The table below shows what we would have concluded doing the bootstrap at different historical points. The entries in the table show the 5th percentile of computed “no failure” withdrawal rates, across 1000 separate bootstraps:
5th Percentile for Estimated SWR | |||||||||||||
---|---|---|---|---|---|---|---|---|---|---|---|---|---|
1980 | 1990 | 2000 | 2015 | ||||||||||
0% stocks | 15 years | 4.16% | 4.04% | 4.17% | 4.23% | ||||||||
30 years | 1.92% | 1.95% | 1.93% | 2.08% | |||||||||
45 years | 1.27% | 1.32% | 1.35% | 1.42% | |||||||||
25% stocks | 15 years | 4.66% | 4.58% | 4.53% | 4.72% | ||||||||
30 years | 2.43% | 2.42% | 2.48% | 2.51% | |||||||||
45 years | 1.89% | 1.81% | 1.88% | 1.95% | |||||||||
50% stocks | 15 years | 4.53% | 4.60% | 4.67% | 4.66% | ||||||||
30 years | 2.64% | 2.60% | 2.58% | 2.62% | |||||||||
45 years | 2.11% | 2.23% | 2.13% | 2.24% | |||||||||
75% stocks | 15 years | 4.01% | 4.04% | 4.14% | 3.85% | ||||||||
30 years | 2.29% | 2.46% | 2.46% | 2.37% | |||||||||
45 years | 2.27% | 2.00% | 2.18% | 1.96% | |||||||||
100% stocks | 15 years | 2.97% | 2.97% | 3.03% | 2.85% | ||||||||
30 years | 1.85% | 1.88% | 1.92% | 1.78% | |||||||||
45 years | 1.87% | 1.85% | 1.83% | 1.43% |
To understand this table, let’s look at the 2015, 100% stocks, 45 years entry, which is 1.43%. That means that in about 50 out of 1000 of our bootstrap trials, a withdrawal rate above 1.43% with those parameters would have failed in one of the starting years in that trial’s data set.
Four big takeaways from comparing the two tables:
-
The bootstrap rates are overwhelmingly lower than the ones from the first table, which was just generated from a single historical sequence.
-
The first table showed that for 45 year duration, the safe withdrawal rate always increased with more equities.

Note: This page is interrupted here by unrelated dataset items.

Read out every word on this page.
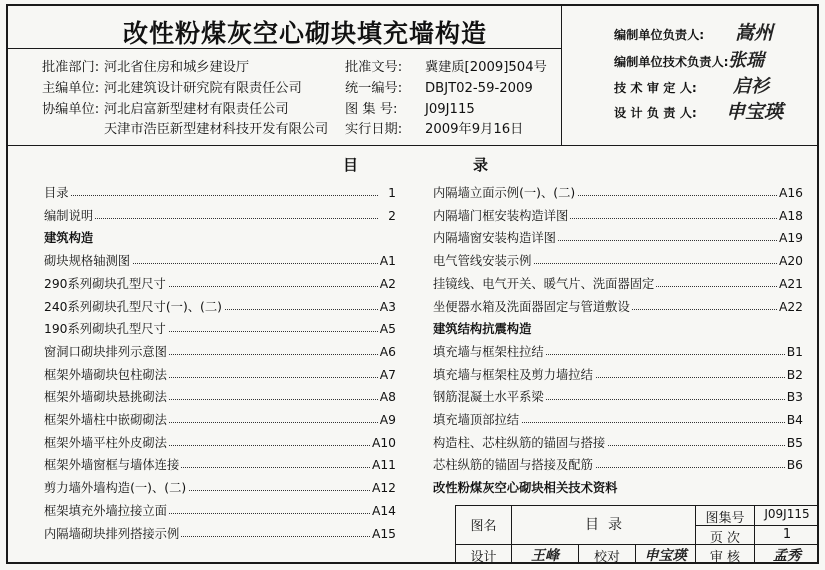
改性粉煤灰空心砌块填充墙构造
批准部门: 河北省住房和城乡建设厅
主编单位: 河北建筑设计研究院有限责任公司
协编单位: 河北启富新型建材有限责任公司
天津市浩臣新型建材科技开发有限公司
批准文号: 冀建质[2009]504号
统一编号: DBJT02-59-2009
图 集 号: J09J115
实行日期: 2009年9月16日
编制单位负责人:
编制单位技术负责人:
技 术 审 定 人:
设 计 负 责 人:
嵩州
张瑞
启衫
申宝瑛
目	录
目录	1
编制说明	2
建筑构造
砌块规格轴测图	A1
290系列砌块孔型尺寸	A2
240系列砌块孔型尺寸(一)、(二)	A3
190系列砌块孔型尺寸	A5
窗洞口砌块排列示意图	A6
框架外墙砌块包柱砌法	A7
框架外墙砌块悬挑砌法	A8
框架外墙柱中嵌砌砌法	A9
框架外墙平柱外皮砌法	A10
框架外墙窗框与墙体连接	A11
剪力墙外墙构造(一)、(二)	A12
框架填充外墙拉接立面	A14
内隔墙砌块排列搭接示例	A15
内隔墙立面示例(一)、(二)	A16
内隔墙门框安装构造详图	A18
内隔墙窗安装构造详图	A19
电气管线安装示例	A20
挂镜线、电气开关、暖气片、洗面器固定	A21
坐便器水箱及洗面器固定与管道敷设	A22
建筑结构抗震构造
填充墙与框架柱拉结	B1
填充墙与框架柱及剪力墙拉结	B2
钢筋混凝土水平系梁	B3
填充墙顶部拉结	B4
构造柱、芯柱纵筋的锚固与搭接	B5
芯柱纵筋的锚固与搭接及配筋	B6
改性粉煤灰空心砌块相关技术资料
图名	目  录	图集号	J09J115
页 次	1
设计	王峰	校对	申宝瑛	审 核	孟秀
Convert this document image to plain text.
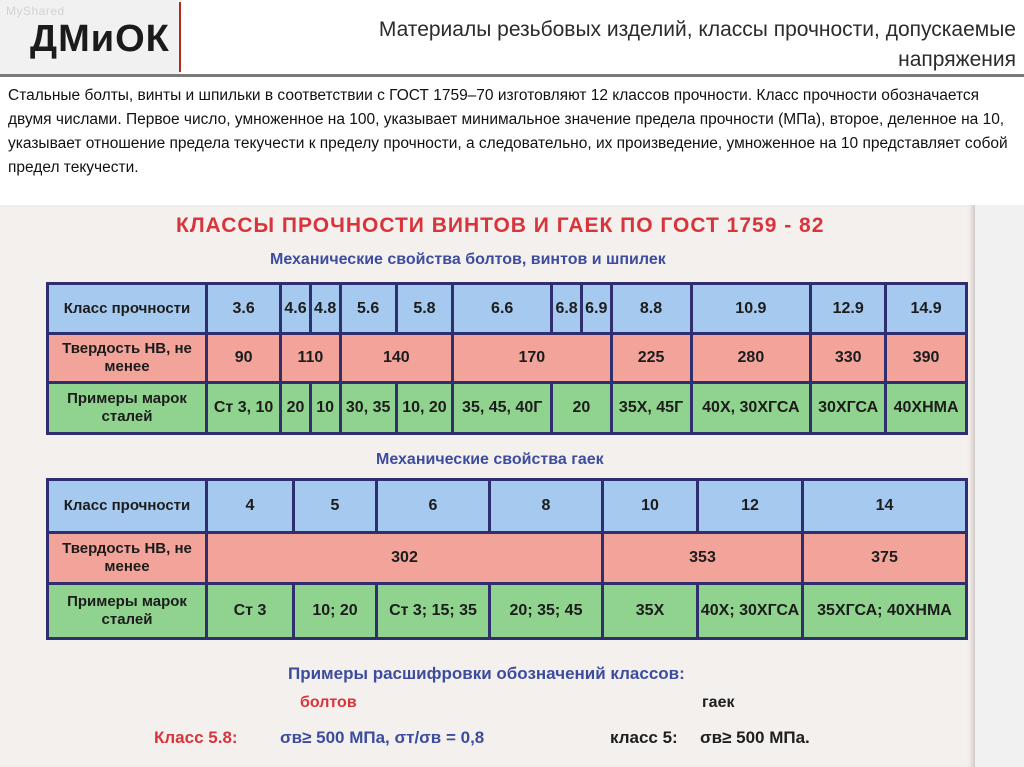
MyShared
ДМиОК	Материалы резьбовых изделий, классы прочности, допускаемые напряжения
Стальные болты, винты и шпильки в соответствии с ГОСТ 1759–70 изготовляют 12 классов прочности. Класс прочности обозначается двумя числами. Первое число, умноженное на 100, указывает минимальное значение предела прочности (МПа), второе, деленное на 10, указывает отношение предела текучести к пределу прочности, а следовательно, их произведение, умноженное на 10 представляет собой предел текучести.
КЛАССЫ ПРОЧНОСТИ ВИНТОВ И ГАЕК ПО ГОСТ 1759 - 82
Механические свойства болтов, винтов и шпилек
Класс прочности	3.6	4.6	4.8	5.6	5.8	6.6	6.8	6.9	8.8	10.9	12.9	14.9
Твердость НВ, не менее	90	110		140		170			225	280	330	390
Примеры марок сталей	Ст 3, 10	20	10	30, 35	10, 20	35, 45, 40Г	20		35Х, 45Г	40Х, 30ХГСА	30ХГСА	40ХНМА
Механические свойства гаек
Класс прочности	4	5	6	8	10	12	14
Твердость НВ, не менее	302				353		375
Примеры марок сталей	Ст 3	10; 20	Ст 3; 15; 35	20; 35; 45	35Х	40Х; 30ХГСА	35ХГСА; 40ХНМА
Примеры расшифровки обозначений классов:
болтов	гаек
Класс 5.8: σв≥ 500 МПа, σт/σв = 0,8	класс 5: σв≥ 500 МПа.
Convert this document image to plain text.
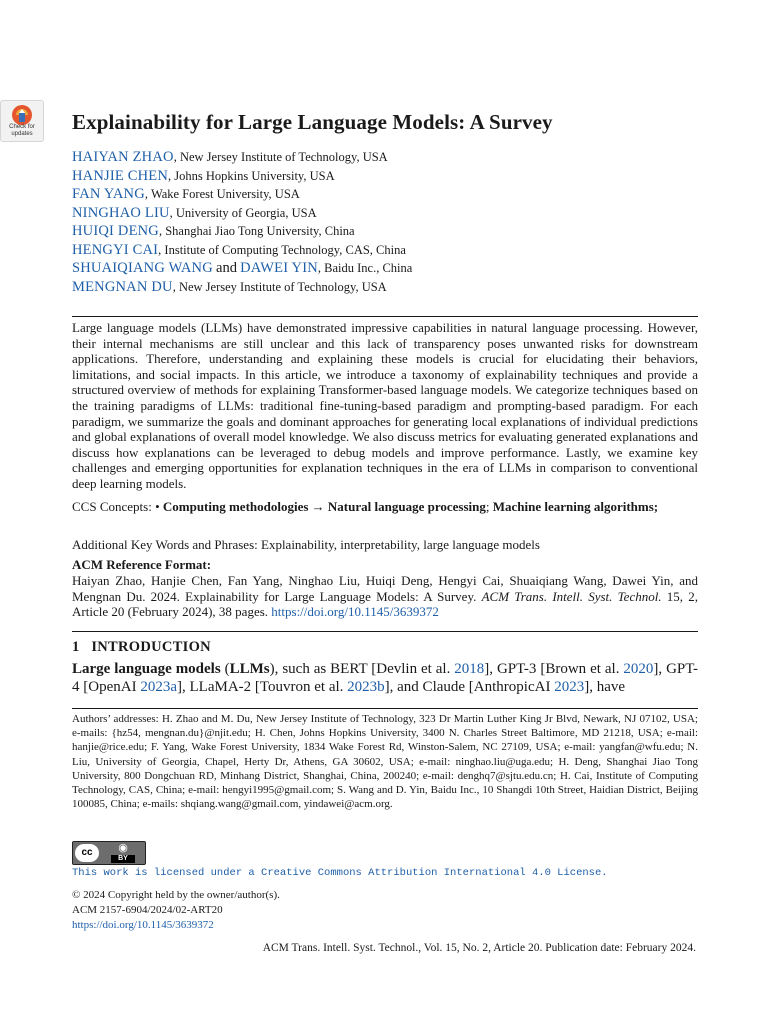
Check for
updates	Explainability for Large Language Models: A Survey
HAIYAN ZHAO, New Jersey Institute of Technology, USA
HANJIE CHEN, Johns Hopkins University, USA
FAN YANG, Wake Forest University, USA
NINGHAO LIU, University of Georgia, USA
HUIQI DENG, Shanghai Jiao Tong University, China
HENGYI CAI, Institute of Computing Technology, CAS, China
SHUAIQIANG WANG and DAWEI YIN, Baidu Inc., China
MENGNAN DU, New Jersey Institute of Technology, USA
Large language models (LLMs) have demonstrated impressive capabilities in natural language processing. However, their internal mechanisms are still unclear and this lack of transparency poses unwanted risks for downstream applications. Therefore, understanding and explaining these models is crucial for elucidating their behaviors, limitations, and social impacts. In this article, we introduce a taxonomy of explainability techniques and provide a structured overview of methods for explaining Transformer-based language models. We categorize techniques based on the training paradigms of LLMs: traditional fine-tuning-based paradigm and prompting-based paradigm. For each paradigm, we summarize the goals and dominant approaches for generating local explanations of individual predictions and global explanations of overall model knowledge. We also discuss metrics for evaluating generated explanations and discuss how explanations can be leveraged to debug models and improve performance. Lastly, we examine key challenges and emerging opportunities for explanation techniques in the era of LLMs in comparison to conventional deep learning models.
CCS Concepts: • Computing methodologies → Natural language processing; Machine learning algorithms;
Additional Key Words and Phrases: Explainability, interpretability, large language models
ACM Reference Format:
Haiyan Zhao, Hanjie Chen, Fan Yang, Ninghao Liu, Huiqi Deng, Hengyi Cai, Shuaiqiang Wang, Dawei Yin, and Mengnan Du. 2024. Explainability for Large Language Models: A Survey. ACM Trans. Intell. Syst. Technol. 15, 2, Article 20 (February 2024), 38 pages. https://doi.org/10.1145/3639372
1 INTRODUCTION
Large language models (LLMs), such as BERT [Devlin et al. 2018], GPT-3 [Brown et al. 2020], GPT-4 [OpenAI 2023a], LLaMA-2 [Touvron et al. 2023b], and Claude [AnthropicAI 2023], have
Authors’ addresses: H. Zhao and M. Du, New Jersey Institute of Technology, 323 Dr Martin Luther King Jr Blvd, Newark, NJ 07102, USA; e-mails: {hz54, mengnan.du}@njit.edu; H. Chen, Johns Hopkins University, 3400 N. Charles Street Baltimore, MD 21218, USA; e-mail: hanjie@rice.edu; F. Yang, Wake Forest University, 1834 Wake Forest Rd, Winston-Salem, NC 27109, USA; e-mail: yangfan@wfu.edu; N. Liu, University of Georgia, Chapel, Herty Dr, Athens, GA 30602, USA; e-mail: ninghao.liu@uga.edu; H. Deng, Shanghai Jiao Tong University, 800 Dongchuan RD, Minhang District, Shanghai, China, 200240; e-mail: denghq7@sjtu.edu.cn; H. Cai, Institute of Computing Technology, CAS, China; e-mail: hengyi1995@gmail.com; S. Wang and D. Yin, Baidu Inc., 10 Shangdi 10th Street, Haidian District, Beijing 100085, China; e-mails: shqiang.wang@gmail.com, yindawei@acm.org.
cc	◉
BY
This work is licensed under a Creative Commons Attribution International 4.0 License.
© 2024 Copyright held by the owner/author(s).
ACM 2157-6904/2024/02-ART20
https://doi.org/10.1145/3639372
ACM Trans. Intell. Syst. Technol., Vol. 15, No. 2, Article 20. Publication date: February 2024.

This is not so in the bootstrap table: the 50% stock over 45 years option has an appreciably higher rate than 100% stock for the same duration. This is particularly interesting since many argue that you “need” very high equity allocation for long durations.
-
The bootstrapped rates from 1980 are all strictly lower than the 2015 non-bootstrapped results.
-
The bootstrap estimates from 1980 and 2015 differ by very small amounts, especially compared to the differences between 1980 and 2015 results from the first table. This is reassuring, since it means the analysis is a bit more robust.
So, does that mean we need to use 2% withdrawal rate to be safe for longer durations? Probably not! The numbers above are likely overly conservative. Remember, you should not interpret them as saying that there’s a 5% failure rate with withdrawal rates above those in the table, just that in 5% of some “simulated histories” there would have been at least one failure. Even under all of the assumptions of the model, the suggested failure rate for a single retirement trial is likely to be quite a bit lower, as we’ll see in later posts.
However, when someone says “X% has never failed before, therefore it is safe”, you ought to be very skeptical. The analysis above shows that in a plausible alternative world, only a much, much lower number would have “never failed”.